EDIT: Ahhh, my apologies. At first, I thought it appropriate for the non-calculus sub-forum, but by the title it really does not, XD. I also can't seem to find how to remove it. The question really does not require calculus, though!

Basically, the problem of finding the derivative y' is fine, but there is a point at which the text further simplifies the derivative in a method I do not understand, specifically from equation (2) to (3).

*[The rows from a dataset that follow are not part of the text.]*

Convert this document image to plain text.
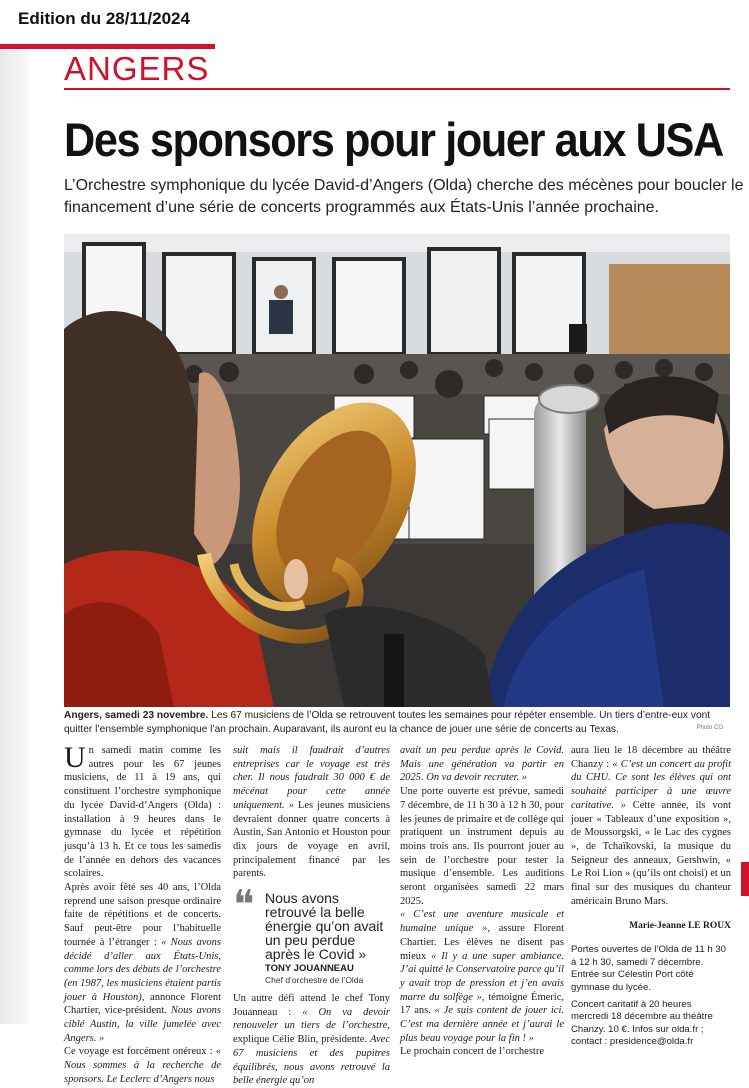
Edition du 28/11/2024
ANGERS
Des sponsors pour jouer aux USA
L’Orchestre symphonique du lycée David-d’Angers (Olda) cherche des mécènes pour boucler le financement d’une série de concerts programmés aux États-Unis l’année prochaine.
Photo CO
Angers, samedi 23 novembre. Les 67 musiciens de l’Olda se retrouvent toutes les semaines pour répéter ensemble. Un tiers d’entre-eux vont quitter l’ensemble symphonique l’an prochain. Auparavant, ils auront eu la chance de jouer une série de concerts au Texas.

Un samedi matin comme les autres pour les 67 jeunes musiciens, de 11 à 19 ans, qui constituent l’orchestre symphonique du lycée David-d’Angers (Olda) : installation à 9 heures dans le gymnase du lycée et répétition jusqu’à 13 h. Et ce tous les samedis de l’année en dehors des vacances scolaires.

Après avoir fêté ses 40 ans, l’Olda reprend une saison presque ordinaire faite de répétitions et de concerts. Sauf peut-être pour l’habituelle tournée à l’étranger : « Nous avons décidé d’aller aux États-Unis, comme lors des débuts de l’orchestre (en 1987, les musiciens étaient partis jouer à Houston), annonce Florent Chartier, vice-président. Nous avons ciblé Austin, la ville jumelée avec Angers. »

Ce voyage est forcément onéreux : « Nous sommes à la recherche de sponsors. Le Leclerc d’Angers nous

suit mais il faudrait d’autres entreprises car le voyage est très cher. Il nous faudrait 30 000 € de mécénat pour cette année uniquement. » Les jeunes musiciens devraient donner quatre concerts à Austin, San Antonio et Houston pour dix jours de voyage en avril, principalement financé par les parents.

❝ Nous avons retrouvé la belle énergie qu’on avait un peu perdue après le Covid »
TONY JOUANNEAU
Chef d’orchestre de l’Olda

Un autre défi attend le chef Tony Jouanneau : « On va devoir renouveler un tiers de l’orchestre, explique Célie Blin, présidente. Avec 67 musiciens et des pupitres équilibrés, nous avons retrouvé la belle énergie qu’on

avait un peu perdue après le Covid. Mais une génération va partir en 2025. On va devoir recruter. »

Une porte ouverte est prévue, samedi 7 décembre, de 11 h 30 à 12 h 30, pour les jeunes de primaire et de collège qui pratiquent un instrument depuis au moins trois ans. Ils pourront jouer au sein de l’orchestre pour tester la musique d’ensemble. Les auditions seront organisées samedi 22 mars 2025.

« C’est une aventure musicale et humaine unique », assure Florent Chartier. Les élèves ne disent pas mieux « Il y a une super ambiance. J’ai quitté le Conservatoire parce qu’il y avait trop de pression et j’en avais marre du solfège », témoigne Émeric, 17 ans. « Je suis content de jouer ici. C’est ma dernière année et j’aurai le plus beau voyage pour la fin ! »

Le prochain concert de l’orchestre

aura lieu le 18 décembre au théâtre Chanzy : « C’est un concert au profit du CHU. Ce sont les élèves qui ont souhaité participer à une œuvre caritative. » Cette année, ils vont jouer « Tableaux d’une exposition », de Moussorgski, « le Lac des cygnes », de Tchaïkovski, la musique du Seigneur des anneaux, Gershwin, « Le Roi Lion » (qu’ils ont choisi) et un final sur des musiques du chanteur américain Bruno Mars.

Marie-Jeanne LE ROUX

Portes ouvertes de l’Olda de 11 h 30 à 12 h 30, samedi 7 décembre. Entrée sur Célestin Port côté gymnase du lycée.

Concert caritatif à 20 heures mercredi 18 décembre au théâtre Chanzy. 10 €. Infos sur olda.fr ; contact : presidence@olda.fr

$D_{x}y = \frac{1}{2\sqrt{x + \sqrt{x^{2}+1}}}\left[1 + \frac{x}{\sqrt{x^{2}+1}}\right]$ (1)
$D_{x}y = \frac{1}{2\sqrt{x + \sqrt{x^{2}+1}}}\left[\frac{\sqrt{x^{2}+1} + x}{\sqrt{x^{2}+1}}\right]$ (2)
$D_{x}y = \frac{\sqrt{x + \sqrt{x^{2}+1}}}{2 \sqrt{x^{2}+1}}$ (3)

2. Relevant equations

If it helps, $y = \sqrt{x + \sqrt{x^{2} + 1}}$

3. The attempt at a solution

I have tried a few things, such as multiplying and dividing (2) by the numerator of (3), adding both of the squares in the denominators of (2), and various other attempts, such as trying to go from (3) to (2) or (1). However, I don't seem to get anywhere. What is this silly small thing I am probably not seeing, XD?

Much appreciation for any help!

2. Jul 22, 2011

### WatermelonPig

Something divided by the square root of itself is the square root of itself. Which in this case is x + sqrt(x^2+1).

3. Jul 22, 2011

### gb7nash

Multiply top and bottom by $$\frac{\frac{1}{\sqrt{x+\sqrt{x^2+1}}}} {\frac{1}{\sqrt{x+\sqrt{x^2+1}}}}$$

Pretty much what Watermelonpig said.

4. Jul 22, 2011

### Bohrok

Using the fact that $x = (\sqrt{x})^2 = \sqrt{x}\cdot\sqrt{x}$, try rewriting the top term in the brackets in (2) as
$\sqrt{x^2 + 1} + x = (\sqrt{x + \sqrt{x^2 + 1}})^2 = \sqrt{x + \sqrt{x^2 + 1}} \cdot \sqrt{x + \sqrt{x^2 + 1}}$

5. Jul 25, 2011

### 5hassay

Ah! Thank you very much WatermelonPig, gb7nash, and Bohrok -- I do understand now.